Senin , 30 Maret 2020

MUI Terbitkan Fatwa Cara Salat Tenaga Medis Covid-19 dengan APD

27 Maret 2020 11:01 WIB


Ilustrasi tenaga medis (Pixabay)

JAKARTA, solotrust.com - Majelis Ulama Indonesia (MUI) mengeluarkan fatwa tentang cara salat tenaga medis Covid-19 yang menggunakan alat pelindung diri (APD). 

Tata cara salat ini tertuang dalam Fatwa MUI Nomor 17 Tahun 2020 tentang Pedoman Kaifiat Salat bagi Tenaga Kesehatan yang Memakai Alat Pelindung Diri (APD) Saat Merawat dan Menangani Pasien Covid-19.



Ada sebelas butir panduan diatur dalam fatwa ini. Fatwa ditandatangani Ketua Komisi Fatwa MUI Prof Dr Hasanuddin AF dan Sekretaris Komisi Dr M Asrorun Ni'am Sholeh.
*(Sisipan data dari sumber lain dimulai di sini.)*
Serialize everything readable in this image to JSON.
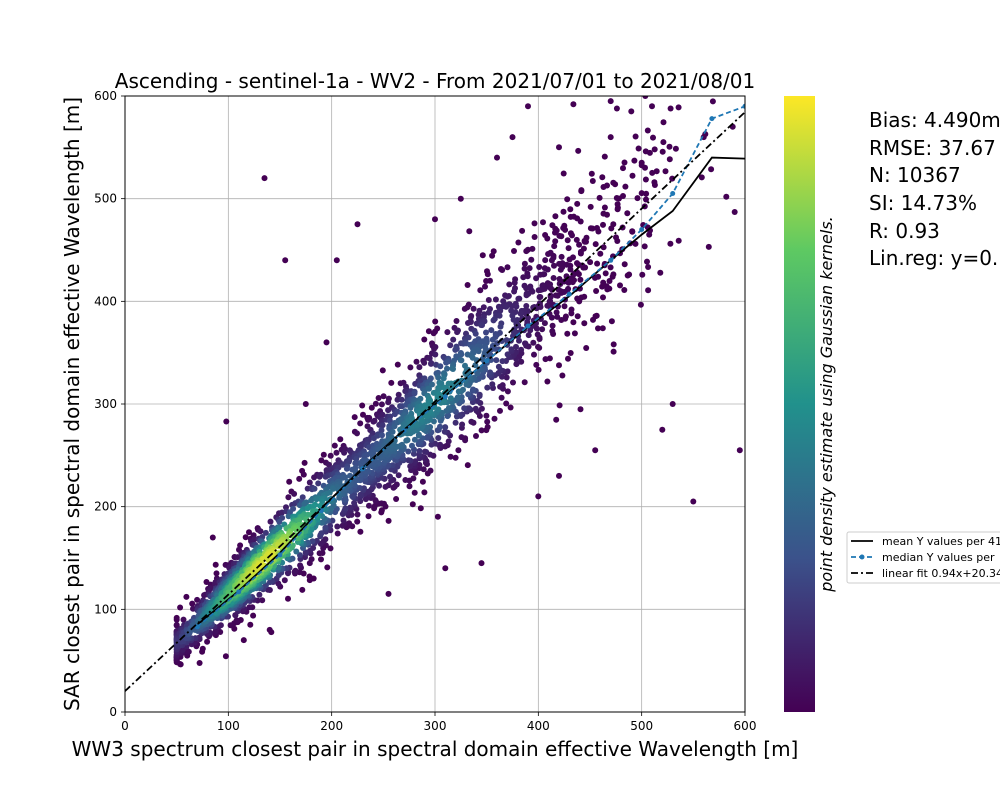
{
  "chart_data": {
    "type": "scatter",
    "title": "Ascending - sentinel-1a - WV2 - From 2021/07/01 to 2021/08/01",
    "xlabel": "WW3 spectrum closest pair in spectral domain effective Wavelength [m]",
    "ylabel": "SAR closest pair in spectral domain effective Wavelength [m]",
    "xlim": [
      0,
      600
    ],
    "ylim": [
      0,
      600
    ],
    "x_ticks": [
      "0",
      "100",
      "200",
      "300",
      "400",
      "500",
      "600"
    ],
    "y_ticks": [
      "0",
      "100",
      "200",
      "300",
      "400",
      "500",
      "600"
    ],
    "grid": true,
    "colorbar_label": "point density estimate using Gaussian kernels.",
    "colormap": [
      "#440154",
      "#3b528b",
      "#21918c",
      "#5ec962",
      "#fde725"
    ],
    "point_color_default": "#440154",
    "stats": {
      "bias": "Bias: 4.490m",
      "rmse": "RMSE: 37.67",
      "n": "N: 10367",
      "si": "SI: 14.73%",
      "r": "R: 0.93",
      "linreg": "Lin.reg: y=0."
    },
    "legend": {
      "position": "center-right",
      "entries": [
        {
          "label": "mean Y values per 41",
          "color": "#000000",
          "style": "solid"
        },
        {
          "label": "median Y values per",
          "color": "#1f77b4",
          "style": "dashed-marker"
        },
        {
          "label": "linear fit 0.94x+20.34",
          "color": "#000000",
          "style": "dashdot"
        }
      ]
    },
    "series": [
      {
        "name": "mean Y values per 41",
        "x": [
          70,
          110,
          150,
          190,
          230,
          270,
          310,
          350,
          390,
          430,
          470,
          500,
          530,
          568,
          600
        ],
        "y": [
          85,
          118,
          155,
          198,
          238,
          275,
          308,
          342,
          375,
          405,
          440,
          465,
          488,
          540,
          539
        ]
      },
      {
        "name": "median Y values per",
        "x": [
          70,
          110,
          150,
          190,
          230,
          270,
          310,
          350,
          390,
          430,
          470,
          500,
          530,
          568,
          600
        ],
        "y": [
          83,
          117,
          153,
          196,
          237,
          274,
          307,
          342,
          376,
          407,
          440,
          470,
          505,
          578,
          590
        ]
      },
      {
        "name": "linear fit 0.94x+20.34",
        "x": [
          0,
          600
        ],
        "y": [
          20.34,
          584.34
        ]
      }
    ],
    "scatter_seed": 12345,
    "scatter_count": 2600,
    "outliers": [
      [
        135,
        520
      ],
      [
        155,
        440
      ],
      [
        205,
        440
      ],
      [
        98,
        283
      ],
      [
        85,
        170
      ],
      [
        120,
        175
      ],
      [
        345,
        145
      ],
      [
        310,
        140
      ],
      [
        255,
        115
      ],
      [
        595,
        255
      ],
      [
        520,
        275
      ],
      [
        550,
        205
      ],
      [
        565,
        453
      ],
      [
        590,
        487
      ],
      [
        605,
        595
      ],
      [
        510,
        590
      ],
      [
        140,
        80
      ],
      [
        115,
        70
      ],
      [
        470,
        595
      ],
      [
        490,
        585
      ],
      [
        560,
        560
      ],
      [
        400,
        210
      ],
      [
        420,
        230
      ],
      [
        530,
        300
      ],
      [
        455,
        255
      ],
      [
        375,
        560
      ],
      [
        390,
        590
      ],
      [
        195,
        360
      ],
      [
        225,
        475
      ],
      [
        175,
        300
      ],
      [
        300,
        480
      ],
      [
        325,
        500
      ],
      [
        360,
        540
      ],
      [
        420,
        550
      ],
      [
        470,
        560
      ],
      [
        500,
        535
      ]
    ]
  }
}
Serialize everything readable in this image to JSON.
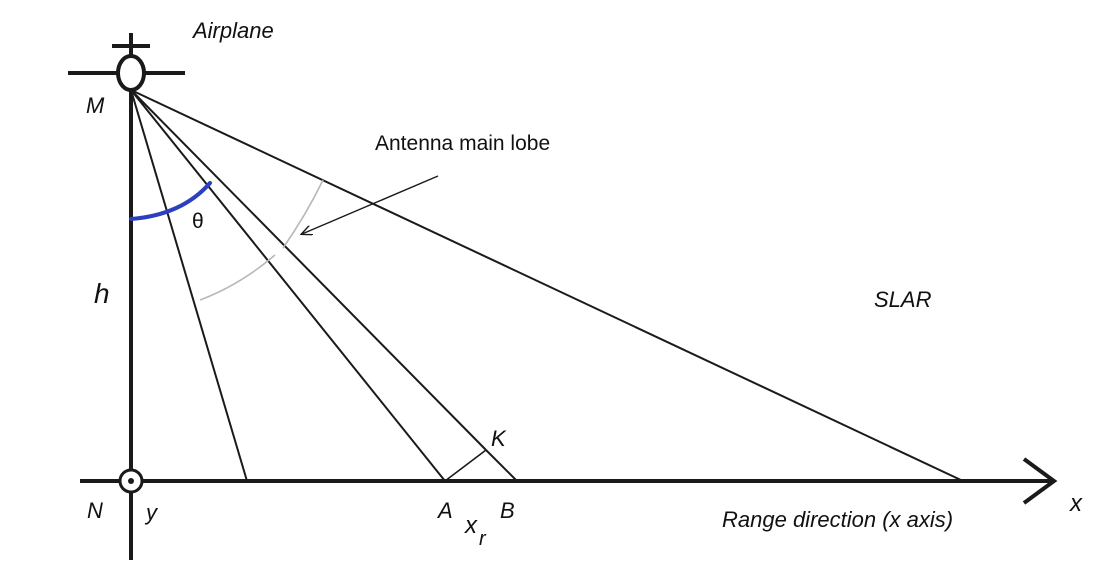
{
  "labels": {
    "airplane": "Airplane",
    "m": "M",
    "n": "N",
    "y": "y",
    "h": "h",
    "theta": "θ",
    "antenna": "Antenna main lobe",
    "slar": "SLAR",
    "k": "K",
    "a": "A",
    "b": "B",
    "xr_main": "x",
    "xr_sub": "r",
    "x": "x",
    "range": "Range direction (x axis)"
  },
  "colors": {
    "line": "#1a1a1a",
    "arc_theta": "#2b3fbf",
    "arc_lobe": "#b8b8b8"
  }
}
"Tenaga kesehatan muslim yang bertugas merawat pasien Covid-19 dengan memakai APD tetap wajib melaksanakan salat fardhu dengan berbagai kondisinya," demikian bunyi butir pertama sebagaimana dikutip dari siaran pers MUI, Kamis (26/03/2020), dilansir dari laman resmi Kementerian Agama RI, kemenag.go.id.

Berikut ketentuan hukum yang tercakup dalam Fatwa MUI.

1. Tenaga kesehatan muslim yang bertugas merawat pasien COVID-19 dengan memakai APD tetap wajib melaksanakan shalat fardhu dengan berbagai kondisinya.

2. Dalam kondisi ketika jam kerjanya sudah selesai atau sebelum mulai kerja ia masih mendapati waktu shalat, maka  wajib melaksanakan shalat fardlu sebagaimana mestinya.

3.  Dalam kondisi ia bertugas mulai sebelum masuk waktu zhuhur atau maghrib dan berakhir masih berada di waktu shalat ashar atau isya’ maka ia boleh melaksanakan shalat dengan jama’ ta’khir.

4. Dalam kondisi ia bertugas mulai saat waktu zhuhur atau maghrib dan diperkirakan tidak dapat melaksanakan shalat ashar atau isya maka ia boleh melaksanakan shalat dengan jama’ taqdim.

5. Dalam kondisi ketika jam kerjanya berada dalam rentang waktu dua shalat yang bisa dijamak (zhuhur dan ashar serta maghrib dan isya’), maka ia boleh melaksanakan shalat dengan jama’.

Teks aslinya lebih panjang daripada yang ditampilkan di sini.